How Does Self-Funded Insurance Work?

Most companies with employees offer their workers employer-sponsored health insurance at reduced costs. Though many companies subscribe to a group health insurance plan to cover their employees, some companies opt for self-funded insurance plans instead. Self-funded insurance differs from traditional group health plans because it does not require involvement from a third-party insurance company.
  1. How It Works

    • An employer with self-funded insurance operates similarly to an insurance company. The employer will collect monthly payments from employees and deposit the money into a trust fund regulated by the federal government. When an employee files a claim, the employer will draw money from the trust fund to cover the cost.
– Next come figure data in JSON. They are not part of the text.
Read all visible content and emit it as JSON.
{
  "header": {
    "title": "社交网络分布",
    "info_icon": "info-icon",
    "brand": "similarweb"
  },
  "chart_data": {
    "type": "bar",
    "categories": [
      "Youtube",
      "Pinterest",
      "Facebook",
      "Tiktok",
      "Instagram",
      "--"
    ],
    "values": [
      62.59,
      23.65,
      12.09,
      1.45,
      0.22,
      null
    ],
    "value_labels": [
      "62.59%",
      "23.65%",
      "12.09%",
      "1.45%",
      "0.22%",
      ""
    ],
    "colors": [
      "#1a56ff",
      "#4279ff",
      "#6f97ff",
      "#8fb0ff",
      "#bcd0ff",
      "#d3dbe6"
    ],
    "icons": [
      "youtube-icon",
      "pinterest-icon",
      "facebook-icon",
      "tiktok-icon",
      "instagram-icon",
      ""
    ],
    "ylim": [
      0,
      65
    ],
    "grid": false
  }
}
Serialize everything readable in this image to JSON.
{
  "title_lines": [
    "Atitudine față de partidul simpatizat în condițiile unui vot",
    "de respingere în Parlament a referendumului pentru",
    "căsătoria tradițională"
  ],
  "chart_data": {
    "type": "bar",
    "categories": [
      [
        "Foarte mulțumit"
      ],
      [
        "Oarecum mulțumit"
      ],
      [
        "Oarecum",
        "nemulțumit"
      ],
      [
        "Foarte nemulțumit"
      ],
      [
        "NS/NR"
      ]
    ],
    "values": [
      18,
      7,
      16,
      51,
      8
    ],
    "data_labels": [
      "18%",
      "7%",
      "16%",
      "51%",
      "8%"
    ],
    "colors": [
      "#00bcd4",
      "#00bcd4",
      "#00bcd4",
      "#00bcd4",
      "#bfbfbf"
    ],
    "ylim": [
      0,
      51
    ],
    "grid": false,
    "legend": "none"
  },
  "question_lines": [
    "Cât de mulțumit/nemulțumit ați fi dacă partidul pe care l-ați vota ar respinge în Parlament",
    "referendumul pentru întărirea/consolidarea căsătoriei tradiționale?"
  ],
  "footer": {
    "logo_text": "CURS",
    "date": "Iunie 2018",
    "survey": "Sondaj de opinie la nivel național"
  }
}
If extra money remains in the trust fund at the end of the billing period, the employer will keep the money to offset future costs.

    Stop-Loss Insurance

    • Self-funded insurance policies may also include stop-loss insurance, which is a policy the employer purchases to cover catastrophic claims. With a stop-loss insurance policy, the employer can set limits on the maximum loss the company will accept, and the insurance company will cover any losses that exceed this maximum. The price of a stop-loss policy increases as the employer's maximum acceptable loss decreases.

    Variations

    • While most self-funded insurance plans include stop-loss insurance, others do not. Employers without stop-loss insurance will not pay as much to implement self-funded insurance. However, employers without stop-loss coverage will not receive assistance in the event of unanticipated loss and will have to pay excess expenses out of pocket.

    Considerations

    • Self-funded insurance policies are more flexible, and employers can customize plans to meet employees' needs. When monthly premium payments exceed the cost of filed claims, the employer can keep the money to use later. However, a self-funded insurance plan is more time-consuming, requires more attention from the employer and involves more risk than a traditional group health plan.